Thursday, 26 de December de 2024 ISSN 1519-7670 - Ano 24 - nº 1319

A História interrompida

Tragédias como a que custou a vida de mais de duas centenas de jovens em Santa Maria (RS) têm o poder de interromper o fluxo que convencionamos como aceitável para nossas existências. Entrelaçada ao cotidiano da sociedade, a imprensa também sofre essa ruptura, e é como se a própria História tivesse que ser paralisada para que todos possam cumprir ritualisticamente o luto obrigatório.

Faz parte desses rituais buscar explicações, ou pelo menos puxar para mais perto da razão aquilo que não pode ser admitido, e é isso que tentam fazer os jornalistas no dia seguinte. Têm esse sentido as reportagens especiais publicadas nas edições de terça-feira (29/1) dos grandes jornais de circulação nacional, que reforçaram suas equipe em Santa Maria: a sociedade tem necessidade de acomodar seus sentimentos, as famílias precisam enterrar seus mortos, a imprensa quer a racionalidade de volta.

Mas a cada nova informação se renova a perplexidade: dos relatos daqueles que sobreviveram por pouco, brotam histórias de quem não conseguiu escapar, e então nos vemos novamente diante da constatação de que a diferença entre viver e morrer pode estar num detalhe que dura um segundo.

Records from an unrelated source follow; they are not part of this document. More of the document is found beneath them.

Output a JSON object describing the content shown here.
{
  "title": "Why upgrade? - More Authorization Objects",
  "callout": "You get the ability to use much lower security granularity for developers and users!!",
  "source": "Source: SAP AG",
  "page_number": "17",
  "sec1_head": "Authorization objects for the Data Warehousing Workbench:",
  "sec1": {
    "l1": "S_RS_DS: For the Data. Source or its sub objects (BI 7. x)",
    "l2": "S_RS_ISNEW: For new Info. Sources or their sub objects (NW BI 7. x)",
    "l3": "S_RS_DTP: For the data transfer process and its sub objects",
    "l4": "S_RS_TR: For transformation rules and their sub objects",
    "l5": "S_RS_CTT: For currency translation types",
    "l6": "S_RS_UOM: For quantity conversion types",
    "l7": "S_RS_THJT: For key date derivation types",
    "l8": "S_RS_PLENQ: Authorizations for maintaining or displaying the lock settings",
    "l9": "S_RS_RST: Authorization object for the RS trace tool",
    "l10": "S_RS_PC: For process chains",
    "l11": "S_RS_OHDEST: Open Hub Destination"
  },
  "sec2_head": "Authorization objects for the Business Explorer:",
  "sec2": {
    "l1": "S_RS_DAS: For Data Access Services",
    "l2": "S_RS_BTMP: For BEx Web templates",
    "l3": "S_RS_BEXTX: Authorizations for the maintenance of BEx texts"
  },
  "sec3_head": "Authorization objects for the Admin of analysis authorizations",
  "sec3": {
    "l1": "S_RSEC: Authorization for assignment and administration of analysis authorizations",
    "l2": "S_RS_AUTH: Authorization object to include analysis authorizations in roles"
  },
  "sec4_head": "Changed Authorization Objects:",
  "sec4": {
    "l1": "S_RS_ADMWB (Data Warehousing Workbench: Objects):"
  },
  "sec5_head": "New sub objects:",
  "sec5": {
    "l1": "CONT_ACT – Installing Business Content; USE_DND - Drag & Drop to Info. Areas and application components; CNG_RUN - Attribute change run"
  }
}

E a História segue em suspenso.

Mas a imprensa também se vê na contingência de preservar pelo maior tempo possível o funeral coletivo, porque ela necessita continuamente da atenção do público, ainda que às custas da dor alheia. “É a audiência, estúpido!” – diria um consultor sem escrúpulos. E pela audiência vale quase tudo, até mesmo uma charge maliciosa que coloca uma figura política detestada pela imprensa no centro da tragédia.

Sim, os leitores que protestaram contra o Globo e seu chargista, e que estenderam sua indignação contra o colunista e blogueiro Ricardo Noblat, por reproduzir a peça de gosto duvidoso, sabem que todo elemento de informação só faz sentido em seu contexto próprio (ver, neste Observatório, “A emoção útil e a charge infeliz”).

A charge é um recurso tradicional de carga contra o poder, fundado na ironia e no humor crítico. Não é por outra razão que sobre o desenho de Chico Caruso sempre vem o selo: humor.

Se não há como fazer graça com o principal fato do dia, o melhor que tem a fazer o humorista é calar. Portanto, não há como escapar da interpretação de muitos leitores que viram na peça uma tentativa de suscitar no público uma interpretação política para a tragédia. A percepção é reforçada pela reprodução na terça-feira, com destaque, de declarações céticas sobre a capacidade do Brasil de hospedar a Copa do Mundo e as Olimpíadas.

Charge patética

Mas a tragédia que transforma o humor fora de lugar em comentário patético não substitui as angústias rotineiras: ela apenas concentra em um fato mais denso as fragilidades da vida comum.

A notícia do incêndio na boate de Santa Maria, que denuncia o descaso presente em muitas casas de espetáculos pelo Brasil afora, interrompeu a sucessão natural de descrições de algumas de nossas mazelas mais recorrentes. Ficou em segundo plano, por exemplo, o aumento de 40% no número de homicídios em São Paulo, que foi destaque dos jornais na véspera da tragédia. Também foi atirado para o rodapé o grande esforço de reportagem feito pela Folha de S.Paulo, cujo resultado compôs a manchete de domingo (27/1) sobre a transformação de instituições religiosas em grandes conglomerados de negócios altamente lucrativos.

Sobre essa reportagem, convém observar que vai além das costumeiras rusgas do jornal paulista com a Igreja Universal do Reino de Deus: desta vez, o olhar crítico vasculha todo o campo religioso, observando como sedes de igrejas católicas e evangélicas, assim como centros espíritas, se transformaram em um conglomerado capaz de arrecadar mais de R$ 20 bilhões por ano, o equivalente a 90% do orçamento disponível para o Bolsa Família.

Da mesma forma, a tentativa de retorno do senador Renan Calheiros à primeira fila do poder, a nova política de internação compulsória de viciados em crack e a agonia clandestina do presidente venezuelano Hugo Chávez saíram de cartaz.

Em circunstâncias de rotina, todos esses assuntos estariam em destaque. Mas não por muito tempo: para fazer valer o esforço e o custo de enviar equipes de reportagem até o Rio Grande do Sul, os jornais do Sudeste, que têm a pretensão de ditar a agenda nacional, precisam manter o foco na tragédia por mais uns dias. Afinal, o interesse específico da imprensa é que vai dizer até quando a dor daquelas famílias vale uma chamada de primeira página.